Domestication my ass

Why was the Somali wild ass domesticated and not, say, the zebra? It’s a cantankerous animal at best. Washington University archaeologist Fiona Marshall is travelling the world looking at bones and wild populations, but she is also studying the behaviour of the St Louis Zoo’s five wild asses with Zoo researcher Cheryl Asa to seek “clues as to how they were turned into donkeys,” according to this article.

Frozen olives

A paper in the Journal of Biogeography reports on the biggest ever microsatellite study of wild and cultivated olives in the Mediterranean. There is a cline in diversity from east to west, suggesting that perhaps the wild olive in the west is feral rather than truly wild, but this study suggests that the wild olive spread out of 7 RPOPs, or reconstructed panmictic oleaster populations, in both eastern and western Mediterranean, possibly located in glacial refugia. Cultivated olives were domesticated in several RPOPs, and mediated geneflow in the wild species as they were spread around my humans. Has this business of glacial refugia been looked at for other cultivated trees in Europe?

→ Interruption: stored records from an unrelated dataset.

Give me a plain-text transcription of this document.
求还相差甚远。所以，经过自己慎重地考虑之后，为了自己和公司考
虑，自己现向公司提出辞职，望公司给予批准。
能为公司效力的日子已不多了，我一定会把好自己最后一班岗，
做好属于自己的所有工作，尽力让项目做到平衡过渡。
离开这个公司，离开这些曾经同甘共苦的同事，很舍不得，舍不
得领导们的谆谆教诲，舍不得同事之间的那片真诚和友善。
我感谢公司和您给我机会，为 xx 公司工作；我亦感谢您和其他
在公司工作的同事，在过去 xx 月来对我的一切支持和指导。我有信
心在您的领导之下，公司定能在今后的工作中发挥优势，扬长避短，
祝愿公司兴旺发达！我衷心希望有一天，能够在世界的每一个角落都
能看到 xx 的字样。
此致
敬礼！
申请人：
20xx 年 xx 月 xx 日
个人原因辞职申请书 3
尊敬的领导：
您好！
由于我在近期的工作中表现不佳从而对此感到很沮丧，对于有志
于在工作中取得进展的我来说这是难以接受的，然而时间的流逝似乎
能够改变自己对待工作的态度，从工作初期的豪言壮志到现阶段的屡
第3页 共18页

Goats crucial to spread of agriculture

National Geographic reports on a study in Proceedings of the National Academy of Sciences that concludes that goats “accompanied the earliest farmers into Europe some 7,500 years ago, helping to revolutionize Stone Age society”. Goats are genetically much more diverse than other domesticated animals. This suggests they spread more quickly, and moved more rapidly, than other livestock.